A heatwave in Paris puts a different perspective on climate change for our sweaty continent.
It was the hottest day in the history of Paris, and I wasn’t bothered and nor was anyone around me. Paris is a terrible place to be in a heatwave. The French have a weird attitude about everything, and especially climate control. They don’t like it. They fear it. They would rather give directions in English to a tourist than turn on an air conditioner or an electric fan. It’s not the energy consumption or the environmental impact that bothers them – it’s the draught.
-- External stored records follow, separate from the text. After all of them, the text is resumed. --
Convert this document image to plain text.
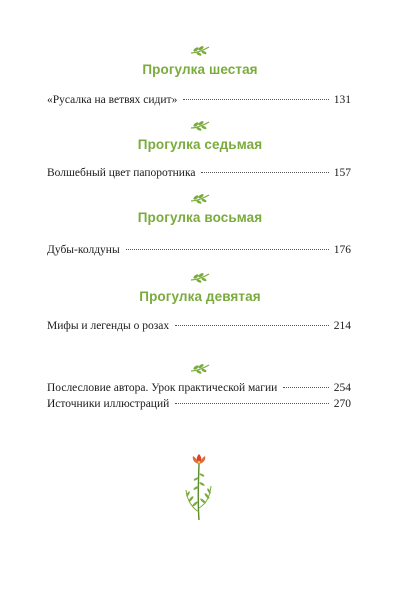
Прогулка шестая
«Русалка на ветвях сидит»	131
Прогулка седьмая
Волшебный цвет папоротника	157
Прогулка восьмая
Дубы-колдуны	176
Прогулка девятая
Мифы и легенды о розах	214
Послесловие автора. Урок практической магии	254
Источники иллюстраций	270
The French are convinced they can survive anything – Nazi occupations, garlic shortages, the price of a beer in a cafe in the Place des Vosges (Є11) – except the sensation of moving air on their skin. Those chic Parisians in Hermès scarves and cravats? They aren’t being elegant, they’re running scared from a chill.
On the day the thermometer hit 42.6˚C, in July this year, the city went on an emergency footing. There aren’t many green spaces in Paris and it becomes one big urban heat island. The stone buildings gather up all the heat and hold it and layer it upon itself. When you walk down Boulevard Saint-Michel with the intention of throwing yourself into the boiling Seine, you’re breathing the evaporated sweat of at least 17 other people.
The city set up sprinkler systems in public places, but to use them you had to get to them, and that meant either walking or catching public transport, and a bus or the metro on a hot day in Paris is like climbing inside a wetsuit along with a hundred other people.
In a normal city populated by normal people, you could go to the movies. Paris has more cinemas than any other city in the world – over 350 – but about 349 of those don’t have air conditioning. I found one that did on
Rue Champollion, paid my sticky euros and staggered in to an old Jean-Luc Godard movie. The only thing that approaches a heatwave for discomfort is a Godard movie, but at least it would be … wait a minute, why isn’t it cool? Why’m I still sweating? Why can’t I breathe!
I found the manager and demanded to know why it said ‘Salle Climatisée’ outside. ‘We have air conditioning, m’sieur,’ he said, as smooth as a Frenchman chatting to your girlfriend while you’re in the bathroom. ‘But it hasn’t worked since 2003.’
In the end I did what I should have done in the first place: I made my way to the nearest five-star hotel. Americans stay in five-star hotels, so five-star hotels have air conditioning, even in Paris.
Walking in was like being reborn. In the cool, dark hotel bar I joined the wealthy in their suits and power dresses. Outside, people were dying like dogs caught in a napalm storm but inside it was all smiles and Champagne and crisp white cuffs. Outside you couldn’t help thinking about climate change and the apocalypse looming like a fiery comet, but inside it all faded away to a rumour, or someone else’s problem.
This is nice, I thought. I want to be here, not out there. I want to be insulated from heat and sad thoughts. Then someone asked for more ice in his gin, and the barman said, ‘We don’t have any more.’
A rumble of shock ran through the place. The refrigeration unit, the barman explained, had overworked and burnt out. There was no more ice.
The mood changed. Brows furrowed, fists clenched. This was a crisis. The climate had reached through the insulation of money, and we didn’t like being touched.
It’s all very well having marches and protests and climate strikes, but if we really want the rich and powerful to do something about the climate, maybe we should just unplug all the fridges in hotel bars.